Besides Malaysia, the other countries involved are Australia, Belgium, Ukraine and the Netherlands.
Ukrainian Ambassador to Malaysia Olexander Nechytaylo said the document, which defines detailed steps and actions for all the participating countries, will be signed on the sidelines of the 72nd United Nations General Assembly.
“The countries remain fully committed to taking effective measures and to investigate (the incident).
“Ukraine and the JIT team are still working very closely and this document is one of many channels that we’re working on currently,” Nechytaylo told Bernama in an interview at the news agency’s headquarters here recently.
The Malaysia Airlines scheduled flight from Amsterdam to Kuala Lumpur crashed in eastern Ukraine on July 17, 2014, killing all 283 passengers and 15 crew on board.
International investigators have said the plane was shot down by a Russia-supplied missile that was fired from territory held by Russian-backed fighters against the Ukrainian government.
The probe, led by the Netherlands whose nationals comprised the majority of those killed, focused on some 100 people suspected of having played an “active role” in the incident, but the investigators have not publicly named any suspects.
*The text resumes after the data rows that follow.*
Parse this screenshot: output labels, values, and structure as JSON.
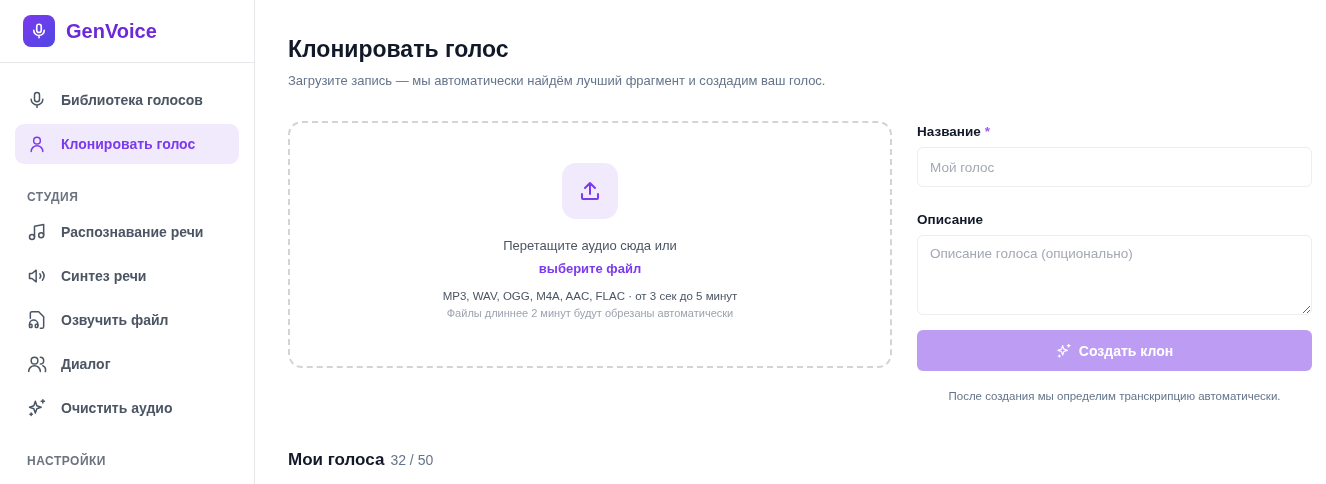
{
  "sidebar": {
    "brand": "GenVoice",
    "items": [
      {
        "label": "Библиотека голосов",
        "selected": false
      },
      {
        "label": "Клонировать голос",
        "selected": true
      }
    ],
    "sections": [
      {
        "title": "СТУДИЯ",
        "items": [
          {
            "label": "Распознавание речи",
            "selected": false
          },
          {
            "label": "Синтез речи",
            "selected": false
          },
          {
            "label": "Озвучить файл",
            "selected": false
          },
          {
            "label": "Диалог",
            "selected": false
          },
          {
            "label": "Очистить аудио",
            "selected": false
          }
        ]
      },
      {
        "title": "НАСТРОЙКИ"
      }
    ]
  },
  "page": {
    "title": "Клонировать голос",
    "subtitle": "Загрузите запись — мы автоматически найдём лучший фрагмент и создадим ваш голос."
  },
  "dropzone": {
    "prompt": "Перетащите аудио сюда или",
    "link": "выберите файл",
    "formats": "MP3, WAV, OGG, M4A, AAC, FLAC · от 3 сек до 5 минут",
    "note": "Файлы длиннее 2 минут будут обрезаны автоматически"
  },
  "form": {
    "name_label": "Название",
    "required_mark": "*",
    "name_placeholder": "Мой голос",
    "description_label": "Описание",
    "description_placeholder": "Описание голоса (опционально)",
    "button": {
      "label": "Создать клон",
      "disabled": true
    },
    "hint": "После создания мы определим транскрипцию автоматически."
  },
  "voices": {
    "title": "Мои голоса",
    "count": "32 / 50"
  }
}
Elaborating on the document, Nechytaylo said it followed a lawsuit filed against Russia early this year in another Ukrainian effort to bring the perpetrators to justice.
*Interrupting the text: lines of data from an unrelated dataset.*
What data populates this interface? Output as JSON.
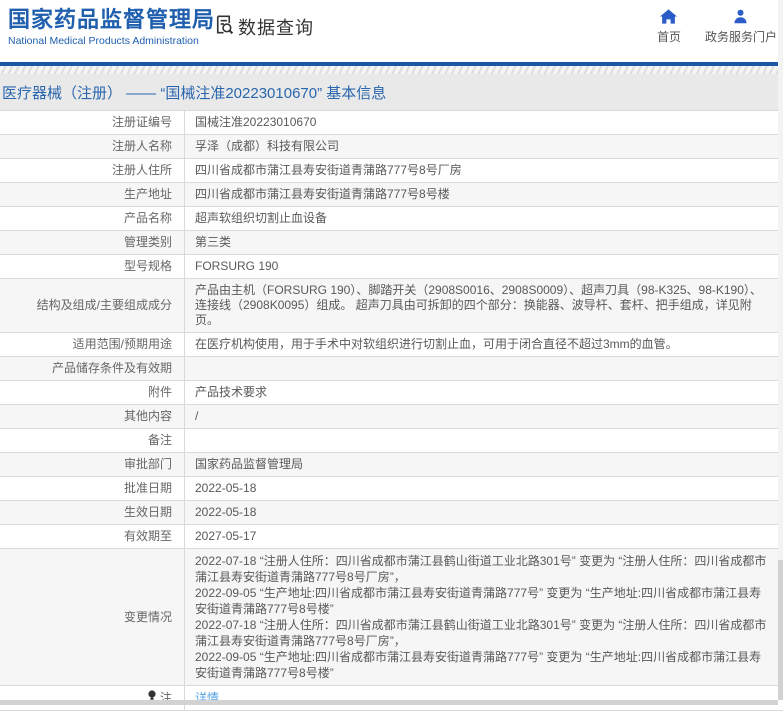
{
  "header": {
    "org_name": "国家药品监督管理局",
    "org_name_en": "National Medical Products Administration",
    "app_title": "数据查询",
    "nav": [
      {
        "label": "首页",
        "icon": "home-icon"
      },
      {
        "label": "政务服务门户",
        "icon": "user-icon"
      }
    ]
  },
  "breadcrumb": "医疗器械（注册） —— “国械注准20223010670” 基本信息",
  "colors": {
    "brand_blue": "#1f5fae",
    "bar_blue": "#1c57a5",
    "nav_icon_blue": "#2b5cc8",
    "link_blue": "#55a2e6",
    "breadcrumb_text": "#2a66ad"
  },
  "table": {
    "rows": [
      {
        "label": "注册证编号",
        "value": "国械注准20223010670"
      },
      {
        "label": "注册人名称",
        "value": "孚泽（成都）科技有限公司"
      },
      {
        "label": "注册人住所",
        "value": "四川省成都市蒲江县寿安街道青蒲路777号8号厂房"
      },
      {
        "label": "生产地址",
        "value": "四川省成都市蒲江县寿安街道青蒲路777号8号楼"
      },
      {
        "label": "产品名称",
        "value": "超声软组织切割止血设备"
      },
      {
        "label": "管理类别",
        "value": "第三类"
      },
      {
        "label": "型号规格",
        "value": "FORSURG 190"
      },
      {
        "label": "结构及组成/主要组成成分",
        "value": "产品由主机（FORSURG 190）、脚踏开关（2908S0016、2908S0009）、超声刀具（98-K325、98-K190）、连接线（2908K0095）组成。 超声刀具由可拆卸的四个部分：换能器、波导杆、套杆、把手组成，详见附页。"
      },
      {
        "label": "适用范围/预期用途",
        "value": "在医疗机构使用，用于手术中对软组织进行切割止血，可用于闭合直径不超过3mm的血管。"
      },
      {
        "label": "产品储存条件及有效期",
        "value": ""
      },
      {
        "label": "附件",
        "value": "产品技术要求"
      },
      {
        "label": "其他内容",
        "value": "/"
      },
      {
        "label": "备注",
        "value": ""
      },
      {
        "label": "审批部门",
        "value": "国家药品监督管理局"
      },
      {
        "label": "批准日期",
        "value": "2022-05-18"
      },
      {
        "label": "生效日期",
        "value": "2022-05-18"
      },
      {
        "label": "有效期至",
        "value": "2027-05-17"
      },
      {
        "label": "变更情况",
        "lines": [
          "2022-07-18 “注册人住所：四川省成都市蒲江县鹤山街道工业北路301号” 变更为 “注册人住所：四川省成都市蒲江县寿安街道青蒲路777号8号厂房”，",
          "2022-09-05 “生产地址:四川省成都市蒲江县寿安街道青蒲路777号” 变更为 “生产地址:四川省成都市蒲江县寿安街道青蒲路777号8号楼”",
          "2022-07-18 “注册人住所：四川省成都市蒲江县鹤山街道工业北路301号” 变更为 “注册人住所：四川省成都市蒲江县寿安街道青蒲路777号8号厂房”，",
          "2022-09-05 “生产地址:四川省成都市蒲江县寿安街道青蒲路777号” 变更为 “生产地址:四川省成都市蒲江县寿安街道青蒲路777号8号楼”"
        ]
      },
      {
        "label": "注",
        "icon": "bulb",
        "link": "详情"
      }
    ]
  }
}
The suit filed on Jan 16 was part of the proceedings instituted by Ukraine in the International Court of Justice, he added.
He said it was to hold Russia accountable for acts of terrorism and discrimination in the course of unlawful aggression against Ukraine.
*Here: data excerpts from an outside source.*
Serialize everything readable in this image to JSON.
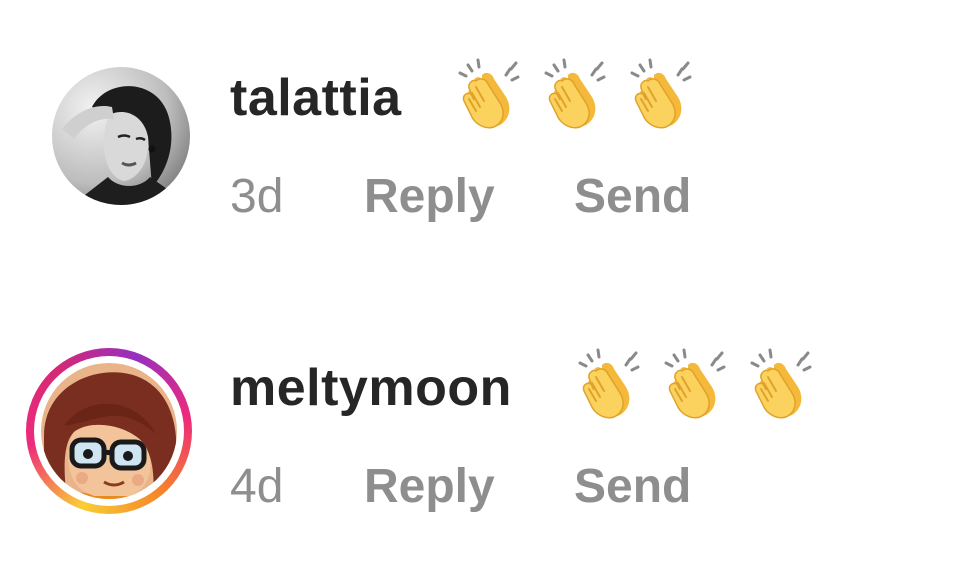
{
  "comments": [
    {
      "username": "talattia",
      "reactions": [
        "clapping-hands-emoji",
        "clapping-hands-emoji",
        "clapping-hands-emoji"
      ],
      "age": "3d",
      "reply_label": "Reply",
      "send_label": "Send",
      "avatar": "grayscale-portrait-photo"
    },
    {
      "username": "meltymoon",
      "reactions": [
        "clapping-hands-emoji",
        "clapping-hands-emoji",
        "clapping-hands-emoji"
      ],
      "age": "4d",
      "reply_label": "Reply",
      "send_label": "Send",
      "avatar": "cartoon-character-with-glasses",
      "story_ring": true
    }
  ],
  "colors": {
    "username": "#262626",
    "meta": "#8e8e8e",
    "story_ring": [
      "#f9ce34",
      "#ee2a7b",
      "#962fbf",
      "#f58529"
    ]
  }
}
“This indeed is a long, ongoing process and definitely will take time. The challenges we’re facing now is that we have to collect hard evidence that will be admissible in court.
“To get the convictions is not easy, what more given that the territory where most debris were discovered is not under Ukrainian government control,” said Nechytaylo, who is concurrently the Ukrainian Ambassador to the Philippines.
He also said Ukraine and the Netherlands would soon sign a memorandum on the exchange of information relating to the crash which would further help his country in its lawsuit against Russia.
The Ukraine News Agency reported recently that the information exchange envisaged that prosecution of suspects would give all relatives of the people killed in the crash equal rights in the Dutch process.
In July, Dutch officials announced that the trial of suspects arrested over the incident would be held in the Netherlands, based on a collective decision of the countries involved.
Malaysian Transport Minister Liow Tiong Lai welcomed the decision, saying prosecution in the Netherlands would ensure “accountability in compliance with the highest international standards”.